The museum is housed in a beautiful building with a domed interior designed by architect Sir John Soane, and traces the history of the Bank from its foundation in 1694.

The museum has been designed so that you are led through the museum in such a way so that you don't miss anything. They have designed the exhibits to appeal to both young and old alike. For instance the young (and young at heart) will enjoy the interactive displays and the life sized moving models of William Pitt the younger and Charles fox re-enacting their famous debate in the House of Commons over monetary disciplines. One of the most popular displays is a real bar of gold which you are invited to try and pick up with one hand.

Having lived through Britain's decimalisation in 1971, many of the exhibits took me down memory lane as it displayed coins and notes long since removed from circulation . Before decimalation, rather than using a currency based on units of ten, British sterling used a system that could be traced back to pre Anglo-Saxon times, where there were twelve pennies in a shilling, and twenty shillings in a pound! Confusing it must have been and luckily i was too young to have had to worry about money before 1971.

Highlights in the Bank Of England museum include:

  • Some of the first bank notes produced

  • Reconstruction of Sir John Soanes 1793 Bank Stock office

  • A large iron chest from 1700 (a pre-curser to modern safes)

  • A forger's work box from 1800 

  • An evocative scale model depicting a street scene outside the Bank's first purpose built premises in 1734 (probably the first purpose built bank in Britain) in Threadneedle Street.
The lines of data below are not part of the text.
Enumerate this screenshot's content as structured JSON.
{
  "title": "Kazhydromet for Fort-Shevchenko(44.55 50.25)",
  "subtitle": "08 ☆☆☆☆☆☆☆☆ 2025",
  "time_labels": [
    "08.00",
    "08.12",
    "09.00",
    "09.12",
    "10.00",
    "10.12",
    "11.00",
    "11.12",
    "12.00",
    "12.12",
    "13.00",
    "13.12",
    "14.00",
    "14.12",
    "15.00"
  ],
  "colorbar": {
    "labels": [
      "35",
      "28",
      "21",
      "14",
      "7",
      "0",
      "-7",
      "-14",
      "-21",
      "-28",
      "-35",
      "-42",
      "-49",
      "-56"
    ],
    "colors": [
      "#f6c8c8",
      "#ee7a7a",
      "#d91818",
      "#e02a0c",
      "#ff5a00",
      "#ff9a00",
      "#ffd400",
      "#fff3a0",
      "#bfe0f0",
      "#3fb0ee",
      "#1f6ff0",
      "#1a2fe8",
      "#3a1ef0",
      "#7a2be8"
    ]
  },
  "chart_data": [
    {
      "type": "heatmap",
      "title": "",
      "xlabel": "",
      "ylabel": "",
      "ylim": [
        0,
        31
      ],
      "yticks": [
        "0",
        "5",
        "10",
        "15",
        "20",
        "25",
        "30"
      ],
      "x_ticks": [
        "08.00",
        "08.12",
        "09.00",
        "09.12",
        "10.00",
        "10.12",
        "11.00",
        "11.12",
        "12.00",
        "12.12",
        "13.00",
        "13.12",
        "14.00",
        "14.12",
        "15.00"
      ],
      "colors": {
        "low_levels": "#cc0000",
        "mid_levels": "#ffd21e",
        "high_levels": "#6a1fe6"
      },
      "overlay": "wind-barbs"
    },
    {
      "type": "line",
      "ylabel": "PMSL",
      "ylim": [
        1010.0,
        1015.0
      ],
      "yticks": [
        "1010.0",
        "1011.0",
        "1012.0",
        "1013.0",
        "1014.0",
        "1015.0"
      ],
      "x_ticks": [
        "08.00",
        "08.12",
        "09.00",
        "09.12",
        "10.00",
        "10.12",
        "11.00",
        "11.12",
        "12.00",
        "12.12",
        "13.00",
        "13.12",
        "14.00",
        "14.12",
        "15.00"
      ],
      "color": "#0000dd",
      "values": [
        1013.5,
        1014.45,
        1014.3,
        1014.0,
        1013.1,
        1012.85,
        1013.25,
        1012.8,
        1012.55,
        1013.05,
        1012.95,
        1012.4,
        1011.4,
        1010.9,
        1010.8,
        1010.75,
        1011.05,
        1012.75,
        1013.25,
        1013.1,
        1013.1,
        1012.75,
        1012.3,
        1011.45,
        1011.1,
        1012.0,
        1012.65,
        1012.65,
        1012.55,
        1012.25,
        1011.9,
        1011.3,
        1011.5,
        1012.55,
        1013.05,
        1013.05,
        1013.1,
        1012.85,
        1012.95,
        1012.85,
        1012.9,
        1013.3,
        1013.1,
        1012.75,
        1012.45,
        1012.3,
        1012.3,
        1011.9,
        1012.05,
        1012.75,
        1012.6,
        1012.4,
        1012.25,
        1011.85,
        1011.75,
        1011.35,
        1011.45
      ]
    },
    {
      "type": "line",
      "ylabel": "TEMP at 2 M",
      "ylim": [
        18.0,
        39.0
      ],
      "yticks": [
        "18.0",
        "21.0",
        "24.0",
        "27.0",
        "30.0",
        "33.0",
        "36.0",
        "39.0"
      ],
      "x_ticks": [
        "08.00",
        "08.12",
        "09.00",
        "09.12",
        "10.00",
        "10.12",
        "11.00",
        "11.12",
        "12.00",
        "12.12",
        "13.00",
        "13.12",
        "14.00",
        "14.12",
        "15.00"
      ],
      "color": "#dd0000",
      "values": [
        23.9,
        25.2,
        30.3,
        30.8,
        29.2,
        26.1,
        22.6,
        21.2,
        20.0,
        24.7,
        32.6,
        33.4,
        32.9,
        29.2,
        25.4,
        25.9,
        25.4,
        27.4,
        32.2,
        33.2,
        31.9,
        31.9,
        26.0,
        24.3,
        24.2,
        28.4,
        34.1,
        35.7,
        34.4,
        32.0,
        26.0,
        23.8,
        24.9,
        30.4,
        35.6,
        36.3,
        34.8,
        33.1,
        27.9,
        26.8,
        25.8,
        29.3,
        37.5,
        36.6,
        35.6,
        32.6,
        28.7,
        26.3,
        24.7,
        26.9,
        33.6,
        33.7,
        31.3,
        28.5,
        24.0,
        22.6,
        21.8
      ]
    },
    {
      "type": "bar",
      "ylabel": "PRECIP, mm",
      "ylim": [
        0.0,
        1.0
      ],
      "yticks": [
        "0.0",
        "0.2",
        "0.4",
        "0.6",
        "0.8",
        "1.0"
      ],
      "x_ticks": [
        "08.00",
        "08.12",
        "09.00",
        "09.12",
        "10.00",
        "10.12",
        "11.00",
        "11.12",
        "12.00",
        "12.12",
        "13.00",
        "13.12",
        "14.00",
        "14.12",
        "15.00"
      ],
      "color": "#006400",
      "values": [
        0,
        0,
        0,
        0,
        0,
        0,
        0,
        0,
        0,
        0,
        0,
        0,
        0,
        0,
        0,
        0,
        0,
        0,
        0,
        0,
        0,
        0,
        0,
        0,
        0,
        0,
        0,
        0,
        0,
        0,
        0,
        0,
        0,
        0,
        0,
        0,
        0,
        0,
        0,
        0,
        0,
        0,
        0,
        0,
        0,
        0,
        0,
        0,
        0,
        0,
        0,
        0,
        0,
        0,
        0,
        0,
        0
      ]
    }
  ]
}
To this day, the Bank is still sometimes referred to as "The Old Lady of Threadneedle Street".

A simple museum but one which benefits from this uncluttered display. It allows the subject of monitisations and economy to be opened up to a world usually occupied and understood by bankers and economists to a much larger audience and does it in such a way that you discover you had an interest in this subject you never knew you had. Well worth a visit on your trip to London.